Cipriani et al, among other researchers, have reanalysed the data using complex statistical methods, attempting to include more of the missing unpublished material to gain a better understanding of the real effectiveness and safety of SSRI’s. This is a complex task and still a compromise compared to conducting the research correctly in the first instance. Although the current paper has its limitations and its critics, some say Cipriani et al “provides as good and balanced a synopsis as we will likely ever have of the” included trials but “many questions remain unanswered”.


Cipriani et al concluded that all 21 SSRI’s analysed were more effective than placebo in treating major depression in adults. This is useful information if you understand its limitations. The medications were tested on patients with major depression, so their effect may not necessarily be extrapolated to adjustment issues, anxiety or other conditions. The degree to which the drugs helped was modest at best. The studies only examined their effect up to 8 weeks of treatment. The paper did not analyse side-effects directly, rather the number of people who ‘dropped out’ of the trials. Most of these points are contained in the paper, stated by the authors themselves.


Jacobsen et al ‘s reanalysis of the data similarly concluded that while SSRI’s are effective from a statistical point of view that in the real world the magnitude of their effectiveness is questionable. They did analyse side effects and concluded that the risk of both serious and minor side-effects out-weighed the potential small benefit of the drugs.


Similarly, McCormack calculates that for every 8 to 10 people with major depression who commence SSRI’s, only one will experience a beneficial effect attributable to the medication.


What are the potential side-effects?

Like many drugs, SSRI’s can cause a range of side effects that can impact many body systems. They vary from one drug to another and in severity. These include symptoms such as light-headedness, headache, dry mouth, sleep disturbance, nausea, changes in appetite, taste or weight, agitation and palpitations to name a few. Others report that it is common to feel emotionally numb, not like yourself or to experience a reduction in positive as well as negative emotions.


Sexual dysfunction such as genital numbness, pleasure-less orgasm, impotence and loss of libido is very common. There is an emerging body of research that suggests in some cases the sexual dysfunction can be permanent even after medication is ceased. It is not known how common this is.


Traditionally SSRI’s have not been considered to be addictive in the same sense as Benzodiazepines (eg Diazepam/ Valium) however, evidence shows that withdrawal from SSRI’s is common, can be similarly troublesome and sometimes severe.


There is an increased risk of suicide in adolescents throughout the entire duration of treatment with SSRI’s.


Where does that leave us?

I believe that SSRI’s are over-prescribed in both general practice and psychiatry. Other common practices such as increasing the dose of SSRI’s when they don’t initially work are also unsupported by research.

Simple psychological strategies are proven to be at least as effective as medication, more enduring, cheaper in the long-term with less potential for side effects.


However, SSRI’s certainly do have a place in treatment.
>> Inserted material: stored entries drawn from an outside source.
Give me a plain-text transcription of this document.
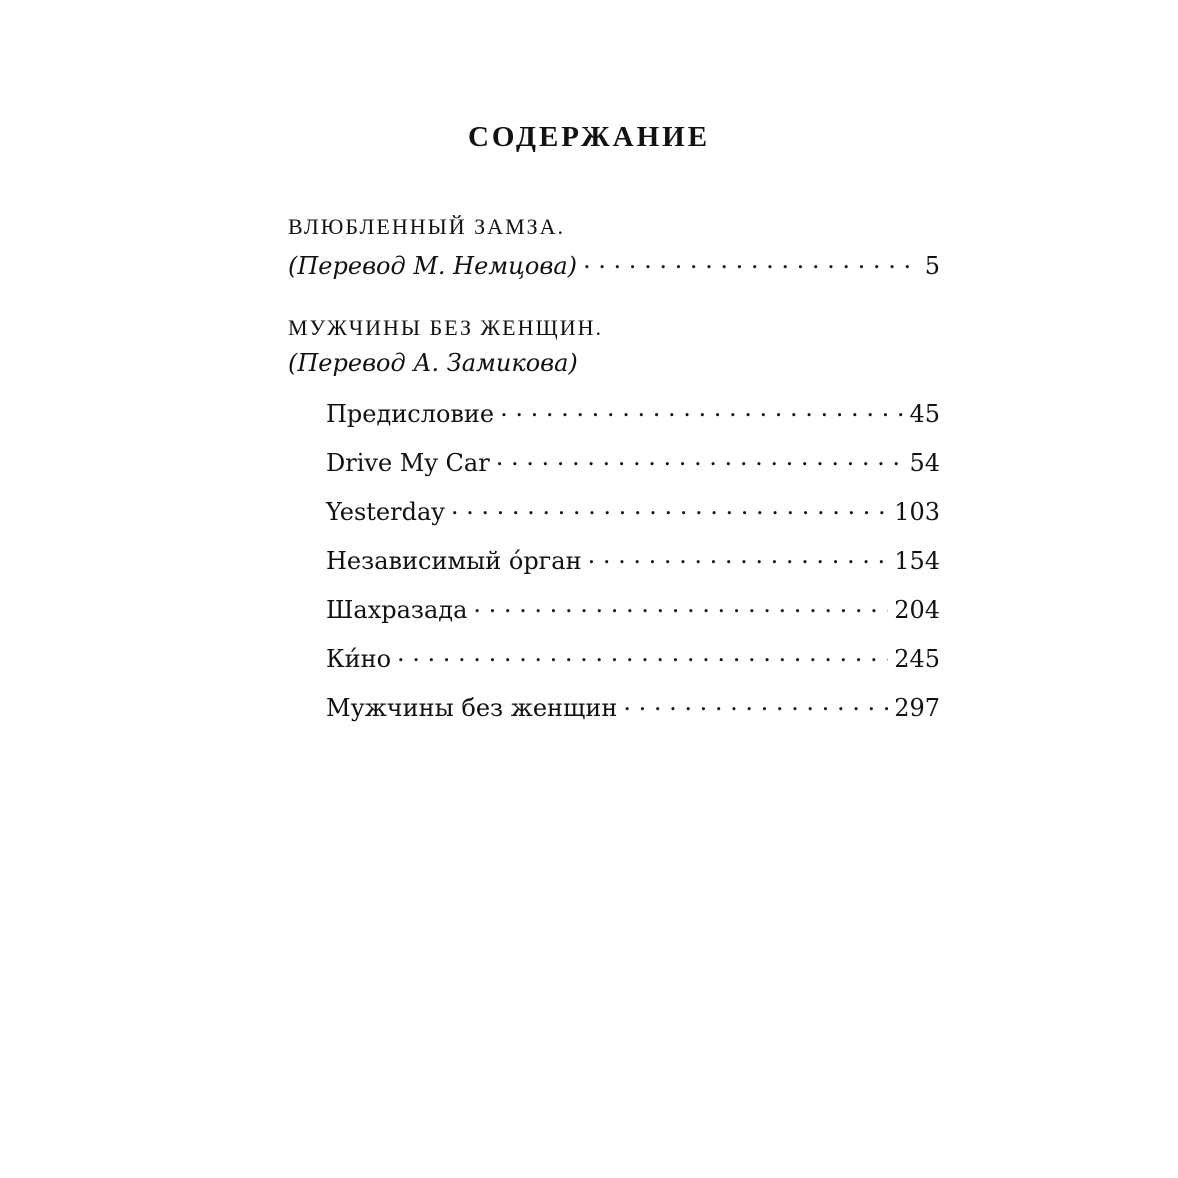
СОДЕРЖАНИЕ
ВЛЮБЛЕННЫЙ ЗАМЗА.
(Перевод М. Немцова) . . .	5
МУЖЧИНЫ БЕЗ ЖЕНЩИН.
(Перевод А. Замикова)
Предисловие . . .	45
Drive My Car . . .	54
Yesterday . . .	103
Независимый óрган . . .	154
Шахразада . . .	204
Ки́но . . .	245
Мужчины без женщин . . .	297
I consider them useful to help ‘numb’ overwhelming emotions particularly if symptoms are so severe that learning and applying new psychological practices is impeded or where symptoms do not respond to psychological treatment alone.

When considering taking SSRI’s weigh the potential benefits against the potential harms with your doctor. Equally important I would like to acknowledge that for those who do require an SSRI (or other medication) either in the short-term or ongoing basis, no societal or medical stigma should be associated with this decision, nor should it be perceived as a ‘failure’. Striving towards living a fulfilling life in the face of mental ill-health requires empowerment, flexibility and much support.


I would like to acknowledge experienced local psychiatrist Dr Rob Purssey for his invaluable contribution in preparing this article.